How to Find and Avoid Free Sugars

You don’t need to go sweeping everything out of your pantry and refrigerator to reduce your sugar intake. A healthy shift isn’t about cutting out sugar entirely but maintaining a balanced diet to ensure you receive all the nutrition you need to support your body and mind. And you can do that with just one or two small changes to your pantry and plate.

  1. Learn to spot sugar on packaging: Sometimes, sugar hides in less than obvious places. If something has syrup (corn syrup, rice syrup, etc) in it, you’re looking at sugar. Likewise, it may be listed as sucrose, fructose, glucose, or any of several other “ose” words.
  2. Start with Breakfast: Instead of sugar cereal, toast and jam, or powdered donuts, opt for something like scrambled eggs or yogurt and berries for a more balanced start that won’t kick off sugar cravings.
  3. Reduce sugary drinks: When it comes to sugar, sweetened drinks are public enemy number one. A single can of soda can have as much as 10 teaspoons or 150 calories worth of sugar. The CDC recommends that no more than 10% of your caloric intake come from free sugar. One sugary drink eats up most of your daily budget in a single go. Try low-sugar or sugar-free alternatives, like iced tea, infused water, or plain water flavored with fresh fruit. 
  4. Rethink snacking: Often the most convenient snacks are the most sugary. Drop those cheap granola bars in the trash and instead stock your pantry with shelf-stable alternatives like dried fruit, unsalted nuts, unbuttered popcorn, freeze dried fruits, or fruit-only pressed snack bars.
  5. Check your canned fruits: While fresh fruit is almost always a good solution for a snack, it might come packaged with a bunch of added sugars. Swap out fruits canned in sugary syrup for those canned in water.
  6. When possible, use fruit in place of sugar: When eating things like breakfast cereal, oatmeal or muesli, or breakfast smoothies, you can replace sugar with equal amounts of fruit. Sliced bananas or unsweetened applesauce are great places to start experimenting.
  7. Reduce sugar in recipes: Most of the time it’s a bad idea to mess with a baking recipe, but sugar is one place you can make some modifications. Try reducing the amount of sugar by one third, or even by half.
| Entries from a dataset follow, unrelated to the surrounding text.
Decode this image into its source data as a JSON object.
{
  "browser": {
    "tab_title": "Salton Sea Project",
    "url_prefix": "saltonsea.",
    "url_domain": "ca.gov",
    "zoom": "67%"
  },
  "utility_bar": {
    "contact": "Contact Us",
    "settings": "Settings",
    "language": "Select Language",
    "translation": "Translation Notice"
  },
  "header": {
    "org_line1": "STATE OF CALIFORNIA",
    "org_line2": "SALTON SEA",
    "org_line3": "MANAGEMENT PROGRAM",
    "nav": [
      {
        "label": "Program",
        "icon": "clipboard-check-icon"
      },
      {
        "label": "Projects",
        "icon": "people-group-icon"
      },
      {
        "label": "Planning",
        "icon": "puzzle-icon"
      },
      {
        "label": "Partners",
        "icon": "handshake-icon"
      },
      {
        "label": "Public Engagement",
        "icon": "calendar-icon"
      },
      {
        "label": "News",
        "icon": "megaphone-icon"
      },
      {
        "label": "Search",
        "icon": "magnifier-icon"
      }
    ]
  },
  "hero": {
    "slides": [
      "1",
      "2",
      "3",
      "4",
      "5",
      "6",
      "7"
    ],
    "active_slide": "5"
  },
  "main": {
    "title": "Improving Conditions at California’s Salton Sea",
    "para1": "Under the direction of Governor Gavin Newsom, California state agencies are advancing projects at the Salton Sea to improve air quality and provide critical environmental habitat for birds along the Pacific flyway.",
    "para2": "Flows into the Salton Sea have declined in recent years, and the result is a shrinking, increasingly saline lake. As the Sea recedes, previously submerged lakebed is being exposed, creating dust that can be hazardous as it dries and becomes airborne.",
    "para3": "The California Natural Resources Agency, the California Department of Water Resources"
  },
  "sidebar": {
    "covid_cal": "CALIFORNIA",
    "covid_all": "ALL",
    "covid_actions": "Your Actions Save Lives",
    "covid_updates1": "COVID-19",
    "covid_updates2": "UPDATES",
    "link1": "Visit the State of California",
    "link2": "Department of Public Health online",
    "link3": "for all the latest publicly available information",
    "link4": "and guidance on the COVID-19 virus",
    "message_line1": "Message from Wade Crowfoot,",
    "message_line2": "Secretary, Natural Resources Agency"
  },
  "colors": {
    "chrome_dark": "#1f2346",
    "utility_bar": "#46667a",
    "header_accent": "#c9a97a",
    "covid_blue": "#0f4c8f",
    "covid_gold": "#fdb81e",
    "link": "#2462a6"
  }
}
Depending on the recipe, you may not notice the difference and can always make adjustments to find the right compromise between health and taste.
  8. Less is less: Reducing sugar intake doesn’t mean eliminating all of your favorite treats. Another strategy is to just have one or two cookies for dessert instead of three or four.
  9. Check out the rest of your spices: Sugar might be our favorite resident of the cupboard but it isn’t the only one. Spend time with the rest of your spice cabinet to see what other satisfying flavors you can unlock. 
  10. Explore alternative sweeteners: Artificial sweeteners can be hundreds of times sweeter than sugar with none of the calories, but they also have no nutritional value. While research is ongoing, there is no evidence that artificial sweeteners are dangerous, especially when used sparingly. If you want a more natural solution, honey, maple syrup, applesauce, molasses, and agave are only a few of the many natural sweeteners you can use instead of table sugar.

Above all, remember you’re not cutting sugar to deny yourself. You’re making a shift to give yourself a better quality of fuel that will help you be your healthiest, most vibrant self. This mindset shift is important because it helps you stick to your goals longer. 

Simply shifting your language from “I can’t eat that” to “I am not eating that this month” has been shown to impact the success of sticking to new goals. Give it some practice and you’ll be ready to enjoy all those holiday parties with less regret and more joy.